空色幻想曲
 それからハーブティーのポットを持って、シレネとともにお母様のお部屋の扉を叩いた。

「失礼致します。リディア女王陛下」

「どうしたの、シレネ」

 先にシレネが入ると、お母様の声が聞こえた。おだやか……というより静かで抑揚(よくよう)のない声だった。
 シレネにうながされて、私はおずおずと扉の陰から顔を覗かせた。

「あ……っ」と小さく息を呑むお母様。

「失礼します。お母様。
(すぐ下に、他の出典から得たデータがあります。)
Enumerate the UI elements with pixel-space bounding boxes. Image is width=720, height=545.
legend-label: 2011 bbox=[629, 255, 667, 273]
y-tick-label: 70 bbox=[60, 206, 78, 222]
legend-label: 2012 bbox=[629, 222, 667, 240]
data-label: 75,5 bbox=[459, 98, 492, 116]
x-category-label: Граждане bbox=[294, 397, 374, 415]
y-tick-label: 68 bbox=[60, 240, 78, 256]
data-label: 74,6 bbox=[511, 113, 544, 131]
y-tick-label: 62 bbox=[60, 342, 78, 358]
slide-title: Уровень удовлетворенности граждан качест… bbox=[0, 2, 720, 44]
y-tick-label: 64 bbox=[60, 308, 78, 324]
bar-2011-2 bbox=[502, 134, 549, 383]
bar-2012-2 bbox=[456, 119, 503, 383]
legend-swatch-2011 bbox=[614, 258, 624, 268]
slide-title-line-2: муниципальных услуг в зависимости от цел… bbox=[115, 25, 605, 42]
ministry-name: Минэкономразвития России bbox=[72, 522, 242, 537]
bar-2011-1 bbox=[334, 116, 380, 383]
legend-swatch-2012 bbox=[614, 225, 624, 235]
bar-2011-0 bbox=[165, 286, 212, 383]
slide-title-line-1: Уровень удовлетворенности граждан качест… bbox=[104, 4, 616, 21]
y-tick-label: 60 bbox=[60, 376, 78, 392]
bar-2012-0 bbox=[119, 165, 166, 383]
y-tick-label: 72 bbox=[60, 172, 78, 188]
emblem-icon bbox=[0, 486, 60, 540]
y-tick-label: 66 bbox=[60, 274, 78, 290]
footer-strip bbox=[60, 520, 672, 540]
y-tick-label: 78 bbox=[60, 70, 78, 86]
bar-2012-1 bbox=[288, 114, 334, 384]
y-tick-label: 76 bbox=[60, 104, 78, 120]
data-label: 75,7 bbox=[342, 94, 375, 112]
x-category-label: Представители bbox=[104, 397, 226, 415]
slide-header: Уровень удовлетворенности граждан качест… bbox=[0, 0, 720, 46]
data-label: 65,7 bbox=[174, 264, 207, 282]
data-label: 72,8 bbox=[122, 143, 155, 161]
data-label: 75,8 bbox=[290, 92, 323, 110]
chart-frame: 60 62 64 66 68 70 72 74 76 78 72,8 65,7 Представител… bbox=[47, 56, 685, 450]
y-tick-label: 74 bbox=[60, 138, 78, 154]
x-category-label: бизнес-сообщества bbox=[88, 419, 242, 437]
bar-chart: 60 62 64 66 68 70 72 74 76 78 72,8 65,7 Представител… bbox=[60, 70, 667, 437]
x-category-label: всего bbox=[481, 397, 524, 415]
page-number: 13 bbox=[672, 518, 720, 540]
えっと……」

「本日、大変良い茶葉が手に入りましたので、リディア女王陛下に召し上がって戴こうとティアニス王女殿下がお淹れになりました」

 二の句が継げないでいる私の代わりに、いつもどおり事務的に説明する。

「まあ、ティアが淹れてくれたの?」

 それは説明したシレネではなく、私に向けられた言葉だった。

「は、はい! お母様」

「なにかしら?」

「カ、カモミールの……ハーブティーです」

 少しはにかみながら答えると

「ハーブティーは大好きよ。うれしいわ。さ、ティア。こちらにいらっしゃい」

 あたり一面に花が咲いたような笑みをかえしてくれた。

「それでは、私は失礼致します」

「うん、ありがとう。シレネ」

 扉に向かう背中に、いつもより心をこめて言った。彼女はやっぱりいつもどおり黙って礼をして出ていった。